MICHAEL DALY HAWKINS, Circuit Judge,

concurring:

Judge Trott quite properly applies the law of the case in affirming the district court’s denial of habeas relief and, for that reason, I join in the result. However, a brief comment is in order. If one is blind to the racial makeup of a particular juror, as Batson and its progeny seem to require, then Edward Robertson was, from everything the record tells us, the kind of juror a prosecutor would ordinarily love to see serve, especially in an armed robbery ease. He spoke eloquently when questioned. He had prior jury service. Both he and his sister had been victims of theft crimes and he believed in stricter gun control. Yet the prosecutor chose to exercise a peremptory challenge to prevent him from serving as a trial juror.

Unfortunately, we will never know the prosecutor’s reason for striking Mr. Robertson because she was never required to give one. Rather, the trial court found that Tolbert’s counsel, who made a timely and proper Batson-Wheeler objection, had not made out a prima facie case of discrim*990inatory challenge by the prosecution. The prosecutor may have had a perfectly sensible and race-neutral explanation for striking Mr. Robertson, but because the trial court found a reason where none was offered, we will never know.

We do know that, during the jury selection process, Mr. Robertson asked to approach the bench and inquire why — in a case with two African-American men on trial — no questions about race were being asked in the jury selection process. The trial court offered an explanation. Mr. Robertson accepted it and acknowledged he could still be a fair and impartial juror. Like the prosecutor’s explanation for striking him, we will never know why he asked these questions at sidebar. He may have been anxious to state affirmatively that he could judge another African-American fairly; he may have wanted other jurors to be asked whether they could rely on an identification of a person of a different race. But there was nothing in his having spoken up that would suggest he could not be a fair and impartial juror.
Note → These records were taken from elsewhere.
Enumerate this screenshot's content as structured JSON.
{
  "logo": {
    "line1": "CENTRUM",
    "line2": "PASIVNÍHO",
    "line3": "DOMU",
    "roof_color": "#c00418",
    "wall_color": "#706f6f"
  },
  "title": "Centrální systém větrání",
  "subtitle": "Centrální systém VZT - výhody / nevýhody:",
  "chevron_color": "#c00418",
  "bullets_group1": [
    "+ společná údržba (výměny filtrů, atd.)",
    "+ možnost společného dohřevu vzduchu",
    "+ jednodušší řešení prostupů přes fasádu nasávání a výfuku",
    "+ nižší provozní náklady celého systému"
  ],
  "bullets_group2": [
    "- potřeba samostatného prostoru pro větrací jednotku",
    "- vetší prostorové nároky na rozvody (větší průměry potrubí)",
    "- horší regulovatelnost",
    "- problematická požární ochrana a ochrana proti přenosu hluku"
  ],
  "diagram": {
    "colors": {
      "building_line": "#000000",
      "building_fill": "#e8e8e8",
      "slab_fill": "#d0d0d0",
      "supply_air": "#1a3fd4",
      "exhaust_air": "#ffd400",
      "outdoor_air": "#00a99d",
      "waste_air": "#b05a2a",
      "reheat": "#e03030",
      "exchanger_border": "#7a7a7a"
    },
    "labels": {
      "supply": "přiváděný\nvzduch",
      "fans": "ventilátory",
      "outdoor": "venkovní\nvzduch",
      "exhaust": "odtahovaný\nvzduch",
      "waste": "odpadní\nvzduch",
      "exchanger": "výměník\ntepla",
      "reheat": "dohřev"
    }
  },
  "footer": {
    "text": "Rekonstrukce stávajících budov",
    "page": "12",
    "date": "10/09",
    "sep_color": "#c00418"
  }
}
On a fairly regular basis, we read of prisoners being released when scientific tests show they could not have committed the crime of which they were convicted. See, e.g., Naftali Bendavid, For Innocent, DNA Proving Sturdy Ally In Five Years, The Innocence Project Has Helped Free 32 Convicts Through DNA Tests, Chicago Tribune, Oct. 27, 1997, at 1; Innocence Project Uses DNA Testing To Exonerate Some Inmates, The Group Highlights Advances In Technology, St. Louis Posb-Dis-patch, Nov. 9, 1997, at C-12; Steve Mills and Ken Armstrong, Yet Another Death Row Inmate Cleared, Chicago Tribune, May 18, 1999, at 1. Many of these prisoners are of African-American descent. See, e.g., David Firestone, DNA Test Frees Accused Rapist After 16 Years In Georgia Prison, The Plain Dealer (Cleveland), June 16, 1999, at 19A. How many jurors of their own race were struck from the juries that convicted these individuals is not normally reported upon. We do know that the ideal of Batson has lost considerable currency in the trenches of criminal trials.1 Maybe, just maybe, some of those juries that convicted some of those now known to have been innocent could have used a few more jurors like Edward Robertson.

. See, e.g., Carter Center Symposium On The Death Penalty-July 24, 1997, 14 Ga. St. U.L.Rev. 329, 367-74 (1998); Sheri Lynn Johnson, Black Innocence and The White Jury, 83 Mich. L.Rev. 1611 (1985); Jere W. Morehead, When A Peremptory Challenge Is No Longer Peremptory: Batson’s Unfortunate Failure To Eradicate Invidious Discrimination From Jury Selection, 43 DePaul L.Rev. 625, 633-36 (1994).